One day in the late 1800s an archaeologist acquired a hyena, and with it he came up with a theory that changed the world.
Picture the scene. You’re out walking in Yorkshire Dales and you come across a cave. Upon scrambling down into that cave, you find that it filled with animal bones. At first you assume they are the usual things like deer, cattle, sheep and maybe even a dog or two. But pretty soon it becomes clear that these are not like any bones you’ve ever seen before…
That’s exactly the scenario that faced John Harrison, the Rev William Buckland and numerous British scientists about 150 years ago. These bones were clearly not from any animals living in the British Isles, so how did they get here?

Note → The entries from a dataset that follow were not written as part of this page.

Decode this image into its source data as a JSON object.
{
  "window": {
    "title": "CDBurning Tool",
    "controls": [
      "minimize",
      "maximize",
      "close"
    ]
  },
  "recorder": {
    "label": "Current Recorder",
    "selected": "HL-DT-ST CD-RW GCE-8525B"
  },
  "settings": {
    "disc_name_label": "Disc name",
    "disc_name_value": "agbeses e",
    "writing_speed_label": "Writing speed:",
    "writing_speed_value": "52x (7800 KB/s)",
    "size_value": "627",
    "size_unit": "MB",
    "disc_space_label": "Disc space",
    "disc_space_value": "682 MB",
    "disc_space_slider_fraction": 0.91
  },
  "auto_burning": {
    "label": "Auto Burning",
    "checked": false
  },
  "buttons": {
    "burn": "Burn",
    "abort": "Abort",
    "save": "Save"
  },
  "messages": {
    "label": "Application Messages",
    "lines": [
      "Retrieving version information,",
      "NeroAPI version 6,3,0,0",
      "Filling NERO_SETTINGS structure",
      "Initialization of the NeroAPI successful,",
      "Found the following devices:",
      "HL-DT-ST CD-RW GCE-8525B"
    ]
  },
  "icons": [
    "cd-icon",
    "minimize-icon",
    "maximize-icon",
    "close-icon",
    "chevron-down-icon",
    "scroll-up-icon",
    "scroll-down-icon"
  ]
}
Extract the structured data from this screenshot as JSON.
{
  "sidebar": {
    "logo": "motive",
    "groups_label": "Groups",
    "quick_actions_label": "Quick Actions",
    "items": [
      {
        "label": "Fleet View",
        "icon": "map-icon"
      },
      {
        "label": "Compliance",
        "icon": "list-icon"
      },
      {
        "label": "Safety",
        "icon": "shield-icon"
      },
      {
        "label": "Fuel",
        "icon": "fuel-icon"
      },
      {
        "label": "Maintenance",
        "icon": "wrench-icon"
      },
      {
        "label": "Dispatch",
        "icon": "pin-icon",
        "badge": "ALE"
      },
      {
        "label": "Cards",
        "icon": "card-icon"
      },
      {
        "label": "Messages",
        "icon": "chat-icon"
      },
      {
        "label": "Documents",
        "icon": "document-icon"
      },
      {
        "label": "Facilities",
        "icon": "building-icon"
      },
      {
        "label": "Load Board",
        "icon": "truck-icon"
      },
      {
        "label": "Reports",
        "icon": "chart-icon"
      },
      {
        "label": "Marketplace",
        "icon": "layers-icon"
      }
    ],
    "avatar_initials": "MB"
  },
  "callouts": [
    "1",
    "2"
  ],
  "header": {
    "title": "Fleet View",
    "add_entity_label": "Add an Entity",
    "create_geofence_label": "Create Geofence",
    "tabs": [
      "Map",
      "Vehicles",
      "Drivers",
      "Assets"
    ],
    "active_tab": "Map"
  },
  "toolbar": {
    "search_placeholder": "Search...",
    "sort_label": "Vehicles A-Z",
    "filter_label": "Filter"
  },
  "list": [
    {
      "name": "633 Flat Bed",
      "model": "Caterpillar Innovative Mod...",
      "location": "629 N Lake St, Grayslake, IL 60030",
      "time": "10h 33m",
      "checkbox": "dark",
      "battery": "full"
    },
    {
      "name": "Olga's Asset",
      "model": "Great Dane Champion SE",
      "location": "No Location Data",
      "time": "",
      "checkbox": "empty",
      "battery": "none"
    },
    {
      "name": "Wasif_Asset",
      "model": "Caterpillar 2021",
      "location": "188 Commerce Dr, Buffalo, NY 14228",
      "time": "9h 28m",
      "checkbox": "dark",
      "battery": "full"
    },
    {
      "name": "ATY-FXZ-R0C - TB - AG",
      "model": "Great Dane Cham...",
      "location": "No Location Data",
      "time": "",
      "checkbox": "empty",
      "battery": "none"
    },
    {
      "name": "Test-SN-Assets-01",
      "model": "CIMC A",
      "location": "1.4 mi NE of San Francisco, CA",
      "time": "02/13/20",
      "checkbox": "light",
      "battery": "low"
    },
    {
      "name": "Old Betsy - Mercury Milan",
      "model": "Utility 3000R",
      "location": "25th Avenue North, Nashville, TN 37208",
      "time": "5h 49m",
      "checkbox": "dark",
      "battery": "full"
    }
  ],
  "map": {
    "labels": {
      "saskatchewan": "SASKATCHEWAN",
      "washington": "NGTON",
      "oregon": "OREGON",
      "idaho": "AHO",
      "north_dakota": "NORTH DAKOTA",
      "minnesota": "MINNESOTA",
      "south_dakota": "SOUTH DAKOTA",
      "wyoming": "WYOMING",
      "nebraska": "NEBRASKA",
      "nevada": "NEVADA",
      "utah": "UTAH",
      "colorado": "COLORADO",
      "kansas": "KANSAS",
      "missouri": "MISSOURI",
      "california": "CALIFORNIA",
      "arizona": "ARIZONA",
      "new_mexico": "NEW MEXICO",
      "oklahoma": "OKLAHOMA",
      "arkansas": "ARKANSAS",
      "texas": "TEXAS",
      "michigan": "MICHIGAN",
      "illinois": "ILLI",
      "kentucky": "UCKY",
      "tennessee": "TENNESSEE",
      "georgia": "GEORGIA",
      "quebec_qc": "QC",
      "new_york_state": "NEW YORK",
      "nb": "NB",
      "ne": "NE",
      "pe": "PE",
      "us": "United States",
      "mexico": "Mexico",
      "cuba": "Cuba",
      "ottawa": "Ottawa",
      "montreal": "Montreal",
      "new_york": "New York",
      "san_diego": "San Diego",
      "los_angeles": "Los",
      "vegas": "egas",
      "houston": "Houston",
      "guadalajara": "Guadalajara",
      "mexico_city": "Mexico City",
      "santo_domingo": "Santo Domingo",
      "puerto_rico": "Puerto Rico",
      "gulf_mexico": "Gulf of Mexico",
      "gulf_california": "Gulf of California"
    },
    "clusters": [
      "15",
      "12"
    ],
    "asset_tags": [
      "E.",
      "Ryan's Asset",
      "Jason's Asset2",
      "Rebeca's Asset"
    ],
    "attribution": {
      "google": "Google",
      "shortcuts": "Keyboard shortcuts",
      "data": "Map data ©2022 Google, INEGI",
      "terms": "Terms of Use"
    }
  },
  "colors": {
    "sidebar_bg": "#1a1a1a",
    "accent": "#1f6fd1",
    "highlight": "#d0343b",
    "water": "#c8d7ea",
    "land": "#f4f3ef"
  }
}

It’s exactly the same kind of assemblage that we’re dealing with from the Victoria Cave archive; lions, elephants, rhino and even hippo. As it turns out, these animals didn’t ‘get here’ – they lived here, albeit a very long time ago. But what’s all this got to do with a real, live hyena?
The road to Kirkdale Cave was littered with animal bones
Kirkdale Cave is a small, stream conduit cave that can be seen in a quarry close to Pickering in North Yorkshire. It was discovered in 1821 by workers who were digging out stone to repair potholes in local roads. John Harrison, a local surgeon, was walking along the newly repaired road when he noticed teeth and bones in the aggregate. But they certainly weren’t cattle…
He tracked the aggregate back to its source, and found the entrance to Kirkdale, which had been freshly exposed by the quarryworkers. He ducked inside, and found a thick layer of bone…
Along comes William Buckland – eater of animals
Word got out about the strange species inside the cave. Local naturalists began to visit, and that’s when John decided to contact William Buckland – Professor of Geology at Oxford University and Dean of Westminster. Buckland was an interesting character; Buckland held frequent dinner parties and claimed to have eaten his way through the animal kingdom (zoöphagy). Still dressed in his academic gown, he hurried up to Kirkdale Cave in 1822 to examine the bones.
Buckland ponders a collection of strange balls
Among the bones, Buckland recognised the skeletons of elephants, mammoth, hippo, rhino, bison, reindeer, giant deer, wild ox, pig and many other smaller mammals and birds. Many of the bones were jagged at the ends and he realised that they belonged to animals that had been eaten. He also noted some hard white calcareous balls. But what were they?
It was a zookeeper who initially pointed out to Buckland that the round calcareous balls looked a bit like hyena poo. In the 1800s, the obvious explanation for finding African animals in an English cave would be that they had been washed in by Noah’s Great Flood. But though Buckland was a man of the church, he was also a man of science. For him, finding chewed up bones and faeces suggested that something about this theory was wrong. It couldn’t simply be that all these animals had been washed in by a flood. Surely the fact that they were defecating in the cave meant they also had to be living there and eating there?
Were these balls really fossilised poos of hyenas that had once been scavenging live hippo and rhino, right here in the Yorkshire Dales? Inspired by the suggestion, Buckland trusted his instinct and decided to further test his theory the only way he knew how…
This is the bit where he acquires a hyena
Buckland found a travelling zoo that was visiting Oxford, and got hold of a hyena. He fed it a whole hind quarter from an ox and then, he waited…
Once the hyena’s digestive system had worked its magic, Buckland collected the poo and took a closer look: the marks on the chewed up bones and the shape of the excrement matched the fossilized ones from Kirkdale cave perfectly. In fact, the word archaeologists now use for fossil poo – coprolites – is a word invented by Buckland. This was one of the first undertakings into experimental archaeology.
And with it, he came up with a theory that changed the world…
In 1823, Buckland wrote about Kirkdale Cave in his famous book, Reliquiae Diluvianae. In it, he challenged the theory that it was the floods of Noah that had washed these bones into the cave (as people at the time had thought). Instead he proposed that the hyenas had actually lived there (in Yorkshire) along with the animals they had devoured (hippo, elephant and rhino).
These bone assemblages that are so characteristic of Yorkshire’s caves have since been nicknamed ‘Hippopotamus Fauna’ and recent uranium series dating of the flowstone covering the bone beds dates them to about 125,000 years old.
This puts the faunal assemblage into the Ipswichian interglacial; exactly the same period as the assemblage that we’d like you to help us record from the Victoria Cave archive.